Created attachment 363130 [details] PHP script to reproduce the problem When selecting a moderate number of rows over ODBC, PHP commits suicide: $ php ssp-test.php Connected to database... *** stack smashing detected ***: php - terminated php: stack smashing attack in function <unknown> - terminated Report to http://bugs.gentoo.org/ Killed This appeared after a (simultaneous) upgrade to gcc-4.7.3-r1 and php-5.5.4. It also happens with php-5.5.5. To reproduce, you'll need a few things: 1) dev-db/unixODBC and dev-db/myodbc installed 2) dev-lang/php built with USE=odbc 3) A mysql database for testing 4) An entry in odbc.ini for the mysql database 5) A PHP script to pull some rows out of the database I can provide (3) through (5). The mysql database I'm using is called 'php_ssp_test', and it contains one table "drivers" and one column "driver". The data for this database can be found in php_ssp_test.sql, and you should be able to pipe it directly inti to mysql after you create the php_ssp_test database.
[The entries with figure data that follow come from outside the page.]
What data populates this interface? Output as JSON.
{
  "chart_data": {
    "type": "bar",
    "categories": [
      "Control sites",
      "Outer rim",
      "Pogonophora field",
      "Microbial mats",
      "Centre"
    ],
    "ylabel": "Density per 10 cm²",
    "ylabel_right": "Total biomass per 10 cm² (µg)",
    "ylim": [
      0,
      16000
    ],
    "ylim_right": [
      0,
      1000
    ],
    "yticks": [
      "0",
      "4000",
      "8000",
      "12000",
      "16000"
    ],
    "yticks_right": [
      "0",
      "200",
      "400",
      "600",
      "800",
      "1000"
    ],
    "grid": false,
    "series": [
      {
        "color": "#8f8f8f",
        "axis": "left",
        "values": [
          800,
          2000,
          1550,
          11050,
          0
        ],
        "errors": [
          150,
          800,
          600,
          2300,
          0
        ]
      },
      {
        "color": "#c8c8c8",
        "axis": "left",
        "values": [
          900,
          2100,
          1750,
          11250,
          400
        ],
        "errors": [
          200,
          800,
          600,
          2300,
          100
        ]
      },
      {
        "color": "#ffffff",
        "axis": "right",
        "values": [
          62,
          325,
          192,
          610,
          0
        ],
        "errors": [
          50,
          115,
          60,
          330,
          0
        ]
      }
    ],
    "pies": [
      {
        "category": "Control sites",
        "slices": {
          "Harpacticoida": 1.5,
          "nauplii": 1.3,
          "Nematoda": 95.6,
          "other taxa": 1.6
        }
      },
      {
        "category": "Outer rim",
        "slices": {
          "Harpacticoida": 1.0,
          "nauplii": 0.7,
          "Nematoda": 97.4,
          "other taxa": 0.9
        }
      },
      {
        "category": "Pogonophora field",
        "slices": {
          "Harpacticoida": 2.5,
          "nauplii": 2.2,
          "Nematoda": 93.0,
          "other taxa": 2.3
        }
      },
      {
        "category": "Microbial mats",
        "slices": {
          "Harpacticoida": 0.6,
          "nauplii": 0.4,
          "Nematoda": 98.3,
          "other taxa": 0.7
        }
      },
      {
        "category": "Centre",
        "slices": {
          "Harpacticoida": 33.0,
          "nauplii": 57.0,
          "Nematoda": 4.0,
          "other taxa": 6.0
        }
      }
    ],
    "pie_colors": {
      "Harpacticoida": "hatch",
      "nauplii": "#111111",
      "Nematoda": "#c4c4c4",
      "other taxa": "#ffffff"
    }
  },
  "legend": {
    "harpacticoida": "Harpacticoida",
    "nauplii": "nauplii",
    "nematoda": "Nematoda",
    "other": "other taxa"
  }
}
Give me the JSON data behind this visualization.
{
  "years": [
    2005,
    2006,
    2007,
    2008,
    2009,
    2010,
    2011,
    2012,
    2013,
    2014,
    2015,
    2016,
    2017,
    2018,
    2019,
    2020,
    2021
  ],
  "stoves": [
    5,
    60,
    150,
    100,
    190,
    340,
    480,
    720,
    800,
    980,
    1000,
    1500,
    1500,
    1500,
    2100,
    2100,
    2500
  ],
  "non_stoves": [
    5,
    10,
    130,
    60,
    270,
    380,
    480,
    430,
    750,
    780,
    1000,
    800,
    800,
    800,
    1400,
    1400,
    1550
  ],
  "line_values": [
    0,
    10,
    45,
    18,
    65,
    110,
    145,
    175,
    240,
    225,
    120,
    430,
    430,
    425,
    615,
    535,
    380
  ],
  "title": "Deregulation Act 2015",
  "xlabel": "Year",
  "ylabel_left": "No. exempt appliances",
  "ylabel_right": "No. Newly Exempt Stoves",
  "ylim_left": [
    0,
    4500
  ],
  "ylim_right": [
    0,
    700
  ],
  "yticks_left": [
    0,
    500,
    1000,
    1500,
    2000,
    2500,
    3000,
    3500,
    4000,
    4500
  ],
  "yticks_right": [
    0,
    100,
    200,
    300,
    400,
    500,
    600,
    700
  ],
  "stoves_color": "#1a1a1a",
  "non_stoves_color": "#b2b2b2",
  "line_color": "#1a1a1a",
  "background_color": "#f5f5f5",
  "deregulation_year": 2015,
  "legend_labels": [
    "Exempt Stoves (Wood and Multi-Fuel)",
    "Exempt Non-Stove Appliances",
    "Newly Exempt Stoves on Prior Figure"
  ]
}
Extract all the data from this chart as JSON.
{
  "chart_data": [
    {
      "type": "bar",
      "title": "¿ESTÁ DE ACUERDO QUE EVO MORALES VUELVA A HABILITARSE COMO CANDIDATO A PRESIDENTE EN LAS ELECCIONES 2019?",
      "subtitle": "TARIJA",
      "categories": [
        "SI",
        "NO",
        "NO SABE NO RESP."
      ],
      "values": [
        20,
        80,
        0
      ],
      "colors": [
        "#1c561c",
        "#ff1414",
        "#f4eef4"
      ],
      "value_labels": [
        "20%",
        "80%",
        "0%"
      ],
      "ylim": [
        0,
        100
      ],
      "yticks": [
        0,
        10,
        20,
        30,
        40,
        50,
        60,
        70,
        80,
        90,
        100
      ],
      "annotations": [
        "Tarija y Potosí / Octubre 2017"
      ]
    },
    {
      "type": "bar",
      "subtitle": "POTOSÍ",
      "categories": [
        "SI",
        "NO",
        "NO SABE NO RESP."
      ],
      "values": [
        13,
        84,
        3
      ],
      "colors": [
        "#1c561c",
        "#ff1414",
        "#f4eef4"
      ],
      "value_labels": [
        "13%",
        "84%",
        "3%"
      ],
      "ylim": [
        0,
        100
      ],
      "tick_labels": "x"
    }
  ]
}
The attached odbc.ini goes in /etc/unixODBC/odbc.ini and provides a DSN for the MySQL database. The script ssp-test.php will connect to that DSN as the MySQL "root" user with password "password" (all of this is easy to change). It will then select all records from the 'drivers' table and print them one at a time.
Created attachment 363132 [details] Sample odbc.ini configured for a local MySQL
Created attachment 363134 [details] mysqldump of the php_ssp_test database
I should mention a workaround: if you recompile php without SSP, it will work. So for example, # gcc-config -l [1] x86_64-pc-linux-gnu-4.7.3 * [2] x86_64-pc-linux-gnu-4.7.3-hardenednopie [3] x86_64-pc-linux-gnu-4.7.3-hardenednopiessp [4] x86_64-pc-linux-gnu-4.7.3-hardenednossp [5] x86_64-pc-linux-gnu-4.7.3-vanilla # gcc-config 4 # source /etc/profile
I'm updating my @system to gcc-4.7.3 to test this, stay tuned.
Fix the smashing attack insstead of disable ssp Recompile glibc with use debug then you should get note what function it happens. just turn ssp of is a only a short way to hide the problem for the code error may be expliteble.
The fix has been committed upstream and merged into the 5.4, 5.5, and 5.6 branches. Just waiting for a release now.
Ok, the fix is in 5.5.8 in the tree.